Voges regrets abandoning his plans to use his sweep shot following the tour game prior to the Test series.
"I'd do a few things differently," Voges told ESPNcricinfo. "It was a disappointing tour from a team point of view, but certainly from my point of view, it certainly wasn't the tour that I wanted to have.
"I had a very clear plan on how I wanted to play over in Sri Lanka going into that series and worked a lot on my sweep shot, knowing that we were going to face a lot of spin in those conditions. The disappointing thing on reflection was that I went away from those plans.
"I got out sweeping in our practice game and sort of put the conventional sweep shot away during the Test series and it probably really limited what I was able to do from a scoring and rotation of strike point of view.
"If I had my time again, I would have stuck to my guns and backed my plan in and who knows, it may not have made any difference to what I was able to produce, but I would have been a lot more comfortable knowing that I'd stuck with something that I'd worked so hard on in the lead-up to that series."
None of Australia's Test batters will have had any red-ball cricket heading into the first Test starting on Wednesday. David Warner, Marnus Labuschagne, Steven Smith, Travis Head, Cameron Green and Alex Carey have all played in the ODI series, as has Glenn Maxwell, who has also been drafted into the Test squad as cover for Head after his hamstring injury.
Maxwell has not played a first-class match with a red ball since 2019. Khawaja has played no cricket at all since his phenomenal performance in Pakistan, having spent a couple of months at home with his family in the lead-up to this series.
Voges stressed the importance of Australia's batters having a clear plan going into the two-Test series and backing those plans under pressure.
"You've got to be fast on your feet and you've got to be able to create length, either full or short to provide scoring options. I think that's the absolute key," Voges said. "It's generally not the one that spins and beats your outside edge that is the dangerous one. It's the one that goes straight on the next ball and being able to understand that you definitely have to cover that one and being okay with playing and missing at the odd one that spins past you.
"But then if you are going to use your feet and come out of your crease, committing to making sure you're getting as close to the ball as you possibly can. All easy when you're sitting down talking about it. It's being able to go out there and execute it under pressure."
Voges spent some time with Green in Perth in the lead-up to his departure for the ODI series, although preparations were a mixture of white-ball and red-ball, and a lot of it was done indoors using spin mats because of the winter weather in WA in early June.
Green employed the sweep shot during the ODI series far more than he ever has previously, but Voges believes he does not need it as much as others because of his size.
"Greeny is different," Voges said. "He's so big. He's got such a big reach and so it's a little bit different for him. His forward defence and his drives are probably further down the wicket than what shorter players are. So I think that gives him an advantage.
"Again, him working out how he wants to go about it, making sure that he's really strong in his defence and he's trusting his defence, but being clear about how he's going to look to score as well.
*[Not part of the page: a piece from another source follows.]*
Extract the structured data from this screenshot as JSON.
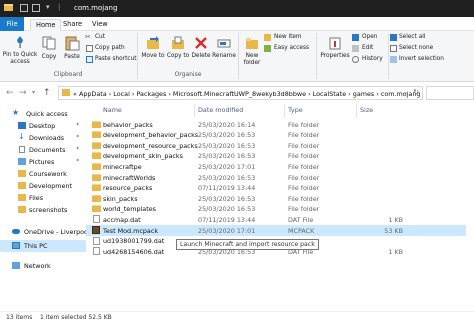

"Ultimately, a lot of the prep work I think gets done over in those conditions. And I think that's where you truly start to adapt to what you're going to be playing on."
Khawaja is heading to Sri Lanka for the third time, having played two Tests in 2011 and two more on the 2016 tour. He has scored a total of 115 runs in seven innings in Sri Lanka, with a highest score of 26. But like Voges, he learned some valuable lessons.
"I just have a lot more shots now to spin than I did back then," Khawaja said. "I use my crease better. I score in different parts of the ground. It's just about trying to make the best decisions now.
"I felt like I was a very good player of spinners in 2015 back in Australia. But overseas I still struggled, I just didn't have enough options.
"In Australia, you are taught to go forward, forward, forward. I had to learn how to play off the back foot. So now I can play off the front and back."